I stumble up the steps, shoving a crumpled five into the slot. I don't wait for change or my transfer. I push past the few sleepy passengers and collapse into the back seat.

I pull the scarf up tight. My hands are shaking so bad I have to tuck them under my armpits.

They were right there.

I survived by seconds. Literally seconds.

This isn't a game. I can't win this. I’m playing chess against a supercomputer and I only have a pawn left.

I ride the bus until the sun starts to bleed grey light into the sky. We’re in Brooklyn now. I get off when the driver calls the last stop.

I find a Goodwill store that’s just opening. I wait for the old woman to unlock the doors, shivering on the sidewalk. I need to change. Everything I’m wearing has been cataloged and fed to an algorithm.

I buy the ugliest shit I can find. Baggy cargo pants that are three sizes too big. A belt to keep the pants from ending up around my ankles. A stained flannel shirt that smells like mothballs. An oversized, heavy army surplus jacket. And to round off this fashion extravaganza, a Mets ball cap.

I go into the changing room and look at myself in the mirror. I look like debris. I look like someone society has chewed up and spat out.

It’s only been a fucking day. I’m shit at surviving in the real world.

I take off my boots. The leather is soft, Italian, hand-stitched. They were my favorite thing to wear.

I drop them into the trash can and pull on a pair of stiff, worn-out work boots I found on the rack. They pinch my toes and rub raw spots on my heels with every step. Maybe the pain will keep me awake.

I spend the day moving. I don't stop. I take the subway to the Bronx. I take a bus to Queens. I take the tram to Roosevelt Island and back. Never standing still. Staying off the streets and away from any obvious cameras.

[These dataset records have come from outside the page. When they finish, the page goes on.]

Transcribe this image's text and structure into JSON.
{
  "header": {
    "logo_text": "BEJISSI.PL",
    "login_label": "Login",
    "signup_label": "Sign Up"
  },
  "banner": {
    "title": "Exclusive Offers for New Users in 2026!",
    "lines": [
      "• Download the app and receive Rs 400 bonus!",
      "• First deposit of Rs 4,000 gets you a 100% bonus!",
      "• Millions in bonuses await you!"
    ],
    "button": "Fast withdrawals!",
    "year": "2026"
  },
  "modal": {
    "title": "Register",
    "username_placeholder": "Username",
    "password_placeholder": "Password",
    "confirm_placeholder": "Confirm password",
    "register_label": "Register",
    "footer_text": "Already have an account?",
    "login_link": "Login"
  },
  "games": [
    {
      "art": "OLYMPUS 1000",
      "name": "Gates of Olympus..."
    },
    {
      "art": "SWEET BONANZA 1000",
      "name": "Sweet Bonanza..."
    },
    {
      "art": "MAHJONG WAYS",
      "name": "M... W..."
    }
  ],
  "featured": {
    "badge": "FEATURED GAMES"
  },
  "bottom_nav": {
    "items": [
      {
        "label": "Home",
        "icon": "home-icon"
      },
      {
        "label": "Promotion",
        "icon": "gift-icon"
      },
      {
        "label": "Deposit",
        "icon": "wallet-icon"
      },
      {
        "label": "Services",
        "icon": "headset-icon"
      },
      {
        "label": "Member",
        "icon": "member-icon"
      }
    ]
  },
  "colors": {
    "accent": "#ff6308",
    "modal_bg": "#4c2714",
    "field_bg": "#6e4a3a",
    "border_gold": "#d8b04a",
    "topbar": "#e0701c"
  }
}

By late afternoon, I’m delirious. I haven't eaten in twenty-four hours. We’re stuck in traffic and with my head leaning against the window of the bus, I stare at a pigeon pecking at a discarded crust of pizza in a park.

I’m jealous of the pigeon. Nobody wants to kill him. And he has pizza.

I watch a police cruiser roll by slowly. The officer in the passenger seat is scanning the park. Is he looking for me?

Senator Scott is fully immersed in dastardly deeds, but that doesn’t mean he hasn’t got the cops in his pocket.

I shrink into my oversized jacket, pulling the peak of the cap low over my eyes and turning to face forward. The bus starts moving again and the hammering of my heart tapers down to a thumping.

I’ve been lucky so far, but eventually, the law of averages will catch up to me. Eventually, I’ll turn a corner and walk straight into a bullet.

I can’t hide. I can’t fight. I can’t run forever.

The realization hits me with the force of a freight train. I’m going to die. Probably tonight. Definitely by tomorrow.

Unless I change the game.

I need to get off the grid. I need to find a way to turn the tables and push back.

I get off the bus and head toward the entrance to the subway again. Underground is better.

And I think I know of someone who can help me. If I can find him. If he agrees.

I descend the stairs, the darkness of the tunnel swallowing me whole. I’m done running. It’s time to start fighting back.